John Muir, one of America's most treasured naturalists and proponent of conservation, visited Yosemite Valley in 1868 and was smitten by its grandeur.
He was soon publishing and organizing with energy and commitment that came to fruition in 1890, when California's Yosemite National Park was founded. Today, 3 million people visit Yosemite every year to enjoy the gem of the National Park System.
Although Yosemite was his greatest accomplishment — he also helped with establishing Grand Canyon and Sequoia national parks — Yosemite was also his most bitter defeat.
For Muir, Yosemite National Park had two magnificent valleys, Yosemite and Hetch Hetchy. After describing it as a mountain valley waist-deep in wildflowers, with 2,300-foot cliffs and a 1,700-foot-tall waterfall, he wrote: "It appears, therefore, that Hetch Hetchy Valley... is a grand landscape garden, one of Nature's rarest and most precious mountain temples."
Unfortunately, a company proposed damming the Tuolumne River, turning Hetch Hetchy into a reservoir.
The paperwork that approved the dam included a clear statement forbidding any public use of the company's reservoir. No living person has seen Hetch Hetchy as Muir saw it, for its grandeur was submerged. Furthermore, we cannot swim, nor launch a canoe or kayak there — we are not allowed to use that big, deep reservoir in our national park.
A few years ago, I lent my support to the public effort to establish Browns Canyon National Monument, located northwest of Salida. I wrote several columns and donated photographs to groups drumming up support. I am proud that I played a small part when many diverse groups came together to save a beautiful river canyon.

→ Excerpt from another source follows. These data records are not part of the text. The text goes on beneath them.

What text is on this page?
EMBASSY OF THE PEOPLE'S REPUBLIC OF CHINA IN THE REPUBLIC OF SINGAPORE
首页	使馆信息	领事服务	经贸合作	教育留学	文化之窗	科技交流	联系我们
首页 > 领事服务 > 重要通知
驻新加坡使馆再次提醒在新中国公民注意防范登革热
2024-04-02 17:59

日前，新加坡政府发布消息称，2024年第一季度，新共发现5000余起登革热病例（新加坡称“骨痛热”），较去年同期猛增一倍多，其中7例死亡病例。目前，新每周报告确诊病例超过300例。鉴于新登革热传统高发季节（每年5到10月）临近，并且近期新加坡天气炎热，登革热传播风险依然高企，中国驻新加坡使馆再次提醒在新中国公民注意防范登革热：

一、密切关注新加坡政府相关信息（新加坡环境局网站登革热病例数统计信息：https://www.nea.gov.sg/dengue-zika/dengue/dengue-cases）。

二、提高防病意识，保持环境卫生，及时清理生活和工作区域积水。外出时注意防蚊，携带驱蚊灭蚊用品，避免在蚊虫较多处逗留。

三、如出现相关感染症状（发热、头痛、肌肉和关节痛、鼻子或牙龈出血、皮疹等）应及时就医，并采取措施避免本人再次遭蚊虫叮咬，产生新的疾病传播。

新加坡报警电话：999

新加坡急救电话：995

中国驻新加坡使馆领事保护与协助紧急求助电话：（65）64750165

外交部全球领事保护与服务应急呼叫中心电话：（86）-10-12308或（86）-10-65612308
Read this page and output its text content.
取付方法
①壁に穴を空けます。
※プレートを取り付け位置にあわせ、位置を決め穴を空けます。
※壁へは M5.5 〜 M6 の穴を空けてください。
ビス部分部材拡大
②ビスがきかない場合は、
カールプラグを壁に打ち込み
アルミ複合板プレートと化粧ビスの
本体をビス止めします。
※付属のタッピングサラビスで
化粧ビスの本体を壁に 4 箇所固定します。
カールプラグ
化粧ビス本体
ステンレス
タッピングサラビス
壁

Forevermore!
I have spent time in this last decade exploring the Grand Staircase of the Escalante and the Bears Ears National Monuments in Utah, and both offer truly exceptional landscapes.
Within the Grand Staircase, Tunnel and Zebra slots, the waterfalls in Calf Creek, Golden Cathedral in Neon Canyon, Devil's Garden, Grosvenor Arch, Yellow Rock and Smokey Mountain provided thrilling adventures.

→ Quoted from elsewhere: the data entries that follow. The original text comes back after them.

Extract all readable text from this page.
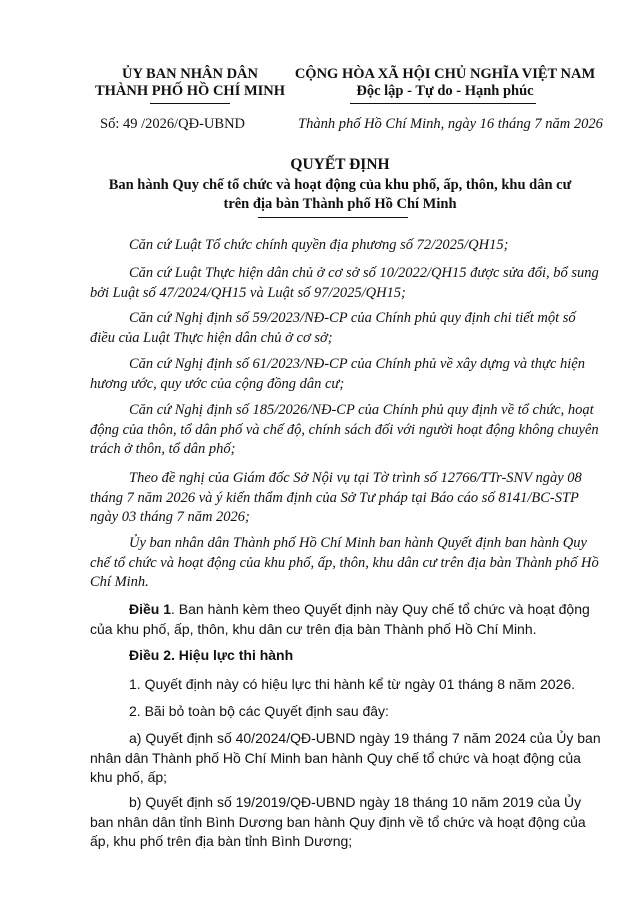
ỦY BAN NHÂN DÂN
THÀNH PHỐ HỒ CHÍ MINH
CỘNG HÒA XÃ HỘI CHỦ NGHĨA VIỆT NAM
Độc lập - Tự do - Hạnh phúc
Số: 49 /2026/QĐ-UBND	Thành phố Hồ Chí Minh, ngày 16 tháng 7 năm 2026
QUYẾT ĐỊNH
Ban hành Quy chế tổ chức và hoạt động của khu phố, ấp, thôn, khu dân cư
trên địa bàn Thành phố Hồ Chí Minh
Căn cứ Luật Tổ chức chính quyền địa phương số 72/2025/QH15;
Căn cứ Luật Thực hiện dân chủ ở cơ sở số 10/2022/QH15 được sửa đổi, bổ sung bởi Luật số 47/2024/QH15 và Luật số 97/2025/QH15;
Căn cứ Nghị định số 59/2023/NĐ-CP của Chính phủ quy định chi tiết một số điều của Luật Thực hiện dân chủ ở cơ sở;
Căn cứ Nghị định số 61/2023/NĐ-CP của Chính phủ về xây dựng và thực hiện hương ước, quy ước của cộng đồng dân cư;
Căn cứ Nghị định số 185/2026/NĐ-CP của Chính phủ quy định về tổ chức, hoạt động của thôn, tổ dân phố và chế độ, chính sách đối với người hoạt động không chuyên trách ở thôn, tổ dân phố;
Theo đề nghị của Giám đốc Sở Nội vụ tại Tờ trình số 12766/TTr-SNV ngày 08 tháng 7 năm 2026 và ý kiến thẩm định của Sở Tư pháp tại Báo cáo số 8141/BC-STP ngày 03 tháng 7 năm 2026;
Ủy ban nhân dân Thành phố Hồ Chí Minh ban hành Quyết định ban hành Quy chế tổ chức và hoạt động của khu phố, ấp, thôn, khu dân cư trên địa bàn Thành phố Hồ Chí Minh.
Điều 1. Ban hành kèm theo Quyết định này Quy chế tổ chức và hoạt động của khu phố, ấp, thôn, khu dân cư trên địa bàn Thành phố Hồ Chí Minh.
Điều 2. Hiệu lực thi hành
1. Quyết định này có hiệu lực thi hành kể từ ngày 01 tháng 8 năm 2026.
2. Bãi bỏ toàn bộ các Quyết định sau đây:
a) Quyết định số 40/2024/QĐ-UBND ngày 19 tháng 7 năm 2024 của Ủy ban nhân dân Thành phố Hồ Chí Minh ban hành Quy chế tổ chức và hoạt động của khu phố, ấp;
b) Quyết định số 19/2019/QĐ-UBND ngày 18 tháng 10 năm 2019 của Ủy ban nhân dân tỉnh Bình Dương ban hành Quy định về tổ chức và hoạt động của ấp, khu phố trên địa bàn tỉnh Bình Dương;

Within the Bears Ears, I have been to Valley of the Gods, Monarch Cave, the Procession Panel, Seven Kivas and the Citadel, and each of those adventures was profoundly moving.
Last November, I was with a group of people visiting Anasazi sites in Utah's Road Canyon when we learned that 380 acres of Comb Ridge had been sold to the highest bidder.
For those of us on that trip, it was unthinkable that a valued parcel of America's heritage had been taken from the American people and transferred as private property to a single person with deep pockets. The remainder of Comb Ridge is now protected in the Bears Ears, but, for me, this sale was a warning that the tragedy of Hetch Hetchy might recur.
Recently, the Utah Legislature discussed a proposal to ask President Donald Trump to dismantle the Grand Staircase of the Escalante and the Bears Ears monuments. This is desecration, and must be stopped.
National parks and monuments belong to the people of the United States, for this generation and all subsequent generations. Our national parks and monuments do not belong to the state in which they reside, they belong to our nation.
In its first step, the Utah Legislature recently voted and approved a motion urging the president to rescind Bears Ears National Monument, requesting instead two smaller conservation units that would be managed by the state.
The lesson of Hetch Hetchy rises as an ominous specter, warning us of the egregious error that allowed something pristine, precious and magnificent to be taken away from us. We have seen how the state of Utah would manage those lands — they would be put up for sale, sullied with drilling rigs, pumping stations and heavy equipment.
We must protect that which belongs to all of us.